General Rules for the Application of Law
The determination of the governing law in Japanese courts is governed by the Act on General Rules for Application of Laws (General Rules Act). Article 7 of the General Rules stipulates that “the formation and validity of a legal act shall be governed by the law of the place chosen by the parties at the time of said legal act,” thereby allowing the parties to choose the governing law by agreement. If the parties do not choose the governing law, “the formation and effect of a legal act shall be governed by the law of the place that is most closely related to the legal act at the time of the legal act”. In other words, the law of the place most closely related to the legal act is the governing law.
Method of Determining Governing Law
In general, it is considered straightforward to determine the governing law of the country in which jurisdiction exists. When both countries have jurisdiction, it is considered straightforward to determine the governing law of the country in which the transaction centers. In particular, labor relations are considered compulsory law in each country to protect the status of workers, so if the laws of the country where the worker actually provides labor are not used, there may be a situation where many errors may occur in the provisions of the contract itself. In the case of purchasing goods from Taiwan and receiving delivery in Taiwan, the transaction is completed in Taiwan, so it is considered straightforward to use Taiwanese law as the governing law.

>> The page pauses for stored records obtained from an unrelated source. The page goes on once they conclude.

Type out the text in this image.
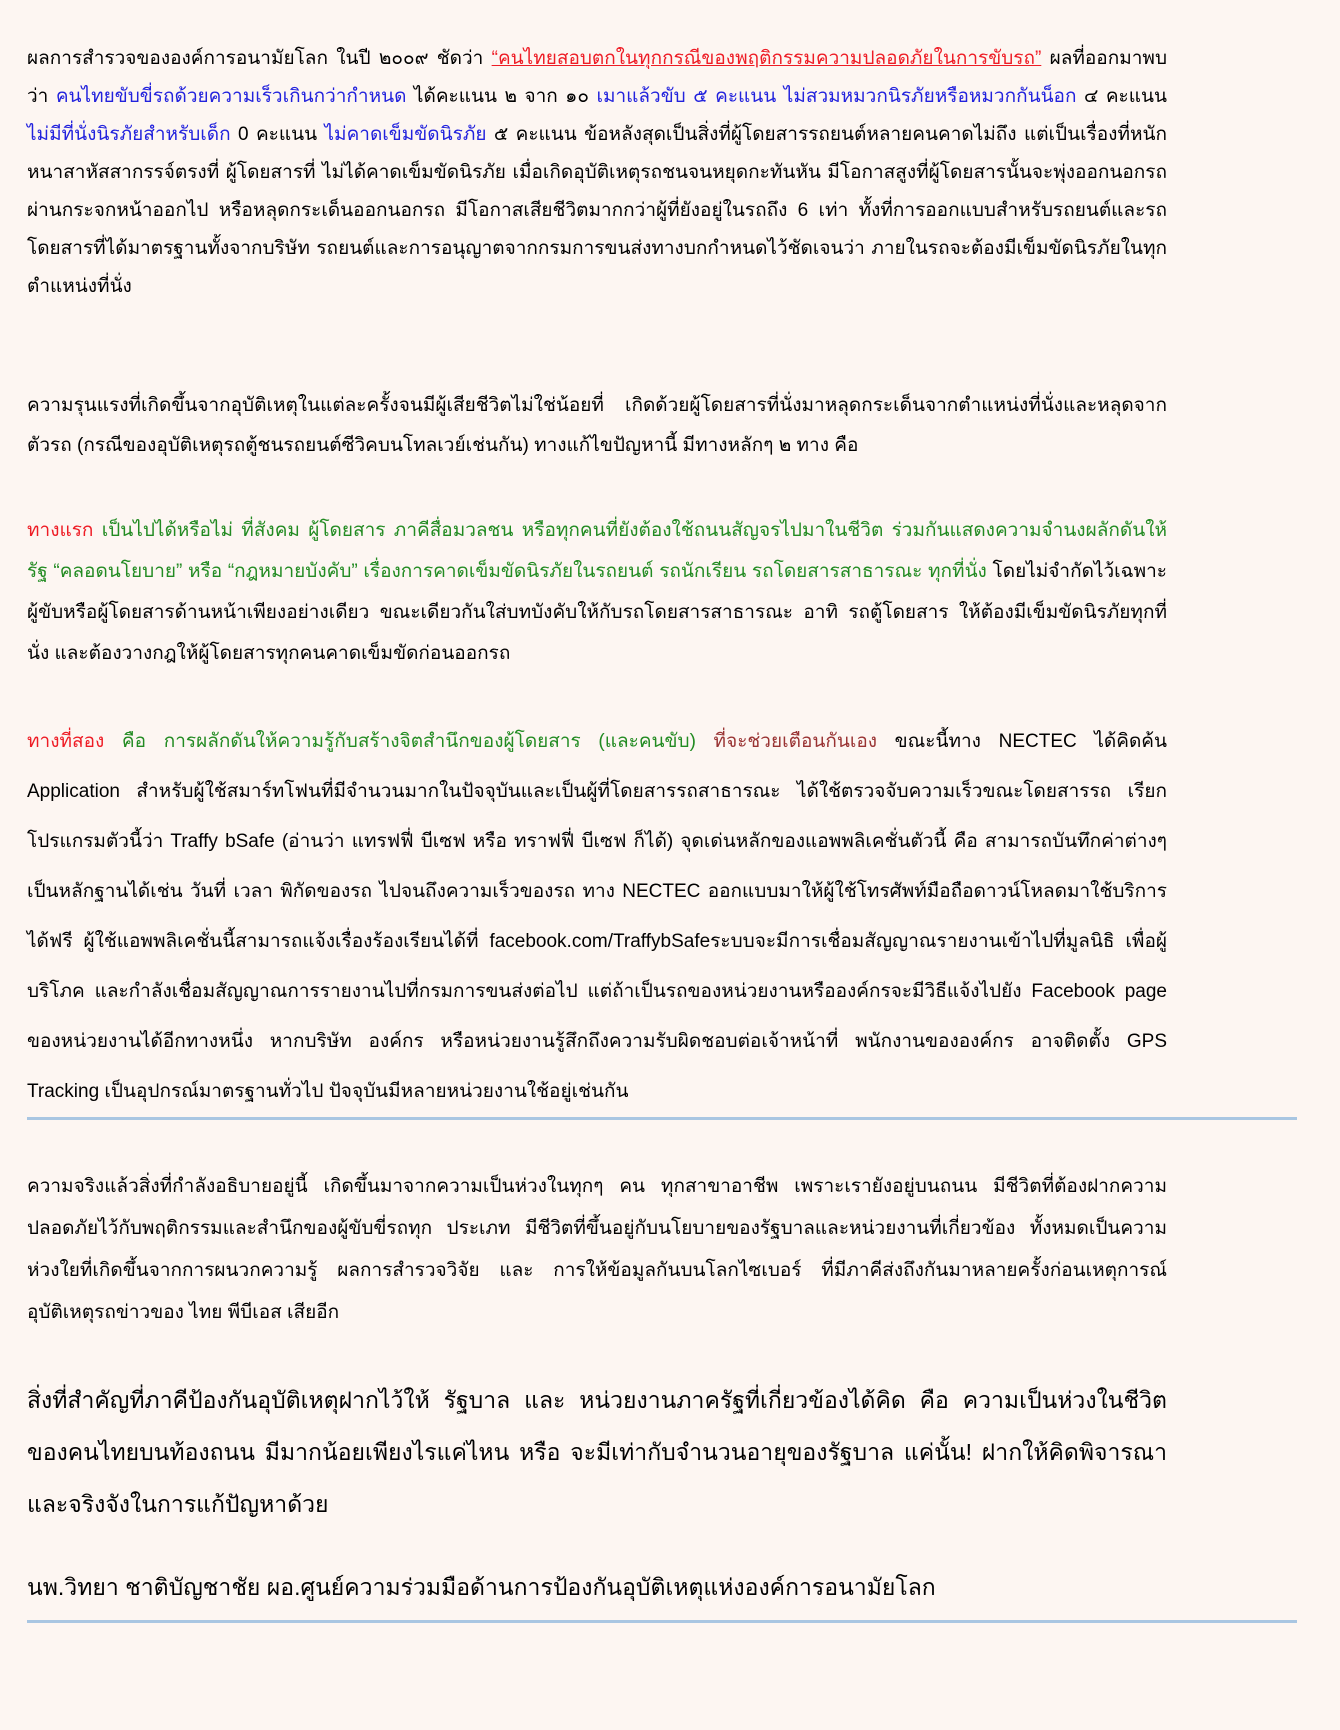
ผลการสำรวจขององค์การอนามัยโลก ในปี ๒๐๐๙ ชัดว่า “คนไทยสอบตกในทุกกรณีของพฤติกรรมความปลอดภัยในการขับรถ” ผลที่ออกมาพบว่า คนไทยขับขี่รถด้วยความเร็วเกินกว่ากำหนด ได้คะแนน ๒ จาก ๑๐ เมาแล้วขับ ๕ คะแนน ไม่สวมหมวกนิรภัยหรือหมวกกันน็อก ๔ คะแนน ไม่มีที่นั่งนิรภัยสำหรับเด็ก 0 คะแนน ไม่คาดเข็มขัดนิรภัย ๕ คะแนน ข้อหลังสุดเป็นสิ่งที่ผู้โดยสารรถยนต์หลายคนคาดไม่ถึง แต่เป็นเรื่องที่หนักหนาสาหัสสากรรจ์ตรงที่ ผู้โดยสารที่ ไม่ได้คาดเข็มขัดนิรภัย เมื่อเกิดอุบัติเหตุรถชนจนหยุดกะทันหัน มีโอกาสสูงที่ผู้โดยสารนั้นจะพุ่งออกนอกรถผ่านกระจกหน้าออกไป หรือหลุดกระเด็นออกนอกรถ มีโอกาสเสียชีวิตมากกว่าผู้ที่ยังอยู่ในรถถึง 6 เท่า ทั้งที่การออกแบบสำหรับรถยนต์และรถโดยสารที่ได้มาตรฐานทั้งจากบริษัท รถยนต์และการอนุญาตจากกรมการขนส่งทางบกกำหนดไว้ชัดเจนว่า ภายในรถจะต้องมีเข็มขัดนิรภัยในทุกตำแหน่งที่นั่ง

ความรุนแรงที่เกิดขึ้นจากอุบัติเหตุในแต่ละครั้งจนมีผู้เสียชีวิตไม่ใช่น้อยที่ เกิดด้วยผู้โดยสารที่นั่งมาหลุดกระเด็นจากตำแหน่งที่นั่งและหลุดจากตัวรถ (กรณีของอุบัติเหตุรถตู้ชนรถยนต์ซีวิคบนโทลเวย์เช่นกัน) ทางแก้ไขปัญหานี้ มีทางหลักๆ ๒ ทาง คือ

ทางแรก เป็นไปได้หรือไม่ ที่สังคม ผู้โดยสาร ภาคีสื่อมวลชน หรือทุกคนที่ยังต้องใช้ถนนสัญจรไปมาในชีวิต ร่วมกันแสดงความจำนงผลักดันให้รัฐ “คลอดนโยบาย” หรือ “กฎหมายบังคับ” เรื่องการคาดเข็มขัดนิรภัยในรถยนต์ รถนักเรียน รถโดยสารสาธารณะ ทุกที่นั่ง โดยไม่จำกัดไว้เฉพาะผู้ขับหรือผู้โดยสารด้านหน้าเพียงอย่างเดียว ขณะเดียวกันใส่บทบังคับให้กับรถโดยสารสาธารณะ อาทิ รถตู้โดยสาร ให้ต้องมีเข็มขัดนิรภัยทุกที่นั่ง และต้องวางกฎให้ผู้โดยสารทุกคนคาดเข็มขัดก่อนออกรถ

ทางที่สอง คือ การผลักดันให้ความรู้กับสร้างจิตสำนึกของผู้โดยสาร (และคนขับ) ที่จะช่วยเตือนกันเอง ขณะนี้ทาง NECTEC ได้คิดค้น Application สำหรับผู้ใช้สมาร์ทโฟนที่มีจำนวนมากในปัจจุบันและเป็นผู้ที่โดยสารรถสาธารณะ ได้ใช้ตรวจจับความเร็วขณะโดยสารรถ เรียกโปรแกรมตัวนี้ว่า Traffy bSafe (อ่านว่า แทรฟฟี่ บีเซฟ หรือ ทราฟฟี่ บีเซฟ ก็ได้) จุดเด่นหลักของแอพพลิเคชั่นตัวนี้ คือ สามารถบันทึกค่าต่างๆ เป็นหลักฐานได้เช่น วันที่ เวลา พิกัดของรถ ไปจนถึงความเร็วของรถ ทาง NECTEC ออกแบบมาให้ผู้ใช้โทรศัพท์มือถือดาวน์โหลดมาใช้บริการได้ฟรี ผู้ใช้แอพพลิเคชั่นนี้สามารถแจ้งเรื่องร้องเรียนได้ที่ facebook.com/TraffybSafeระบบจะมีการเชื่อมสัญญาณรายงานเข้าไปที่มูลนิธิ เพื่อผู้บริโภค และกำลังเชื่อมสัญญาณการรายงานไปที่กรมการขนส่งต่อไป แต่ถ้าเป็นรถของหน่วยงานหรือองค์กรจะมีวิธีแจ้งไปยัง Facebook page ของหน่วยงานได้อีกทางหนึ่ง หากบริษัท องค์กร หรือหน่วยงานรู้สึกถึงความรับผิดชอบต่อเจ้าหน้าที่ พนักงานขององค์กร อาจติดตั้ง GPS Tracking เป็นอุปกรณ์มาตรฐานทั่วไป ปัจจุบันมีหลายหน่วยงานใช้อยู่เช่นกัน

ความจริงแล้วสิ่งที่กำลังอธิบายอยู่นี้ เกิดขึ้นมาจากความเป็นห่วงในทุกๆ คน ทุกสาขาอาชีพ เพราะเรายังอยู่บนถนน มีชีวิตที่ต้องฝากความปลอดภัยไว้กับพฤติกรรมและสำนึกของผู้ขับขี่รถทุก ประเภท มีชีวิตที่ขึ้นอยู่กับนโยบายของรัฐบาลและหน่วยงานที่เกี่ยวข้อง ทั้งหมดเป็นความห่วงใยที่เกิดขึ้นจากการผนวกความรู้ ผลการสำรวจวิจัย และ การให้ข้อมูลกันบนโลกไซเบอร์ ที่มีภาคีส่งถึงกันมาหลายครั้งก่อนเหตุการณ์อุบัติเหตุรถข่าวของ ไทย พีบีเอส เสียอีก

สิ่งที่สำคัญที่ภาคีป้องกันอุบัติเหตุฝากไว้ให้ รัฐบาล และ หน่วยงานภาครัฐที่เกี่ยวข้องได้คิด คือ ความเป็นห่วงในชีวิตของคนไทยบนท้องถนน มีมากน้อยเพียงไรแค่ไหน หรือ จะมีเท่ากับจำนวนอายุของรัฐบาล แค่นั้น! ฝากให้คิดพิจารณาและจริงจังในการแก้ปัญหาด้วย

นพ.วิทยา ชาติบัญชาชัย ผอ.ศูนย์ความร่วมมือด้านการป้องกันอุบัติเหตุแห่งองค์การอนามัยโลก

Agreements on Governing Law
This Agreement shall be governed by and construed in accordance with the laws of Japan.
Agreement to be governed by the laws of a third country
In principle, an agreement to be governed by the laws of a third country is also valid. In the case of a transaction between a Japanese company and a Hong Kong company, Singapore law may be stipulated as the governing law. The following is an example of an agreement to be governed by Singapore law.
This Agreement, the rights and obligations of the Parties and all disputes arising out of or in connection with this Agreement shall be governed by and The United Nations Convention on Contracts for the International Sale of Goods or the United Nations Convention on the Limitation of Period in the International Sale of Goods, as amended, shall not apply to this Agreement.
Exclusion of the Vienna Convention on Sales and Purchase (CISG)
The Vienna Convention on the Sale of Goods, officially known as the United Nations Convention on Contracts for the International Sale of Goods (CISG), is an international treaty that establishes the rights and obligations of the parties with respect to the cross-border sale of goods. It was drafted by the United Nations Commission in International Trade Law (UNCITRAL) and published in Japan on August 1, 2009. If the application of the Vienna Convention on Sales and Purchase is not excluded, the Vienna Convention on Sales and Purchase (CISG) will apply to the interpretation of this contract. Therefore, it is necessary to stipulate that the application of the Vienna Convention on Sales and Purchase is excluded in the international sales contract for the sale of movable property.
This Agreement shall be governed by and interpreted under the laws of Japan as to all matters including validity, construction and performance. It is hereby explicitly agreed that the United Nations Convention on Contracts for the International Sale of Products (CISG/Vienna Convention) shall not apply to this Agreement and Individual Contracts.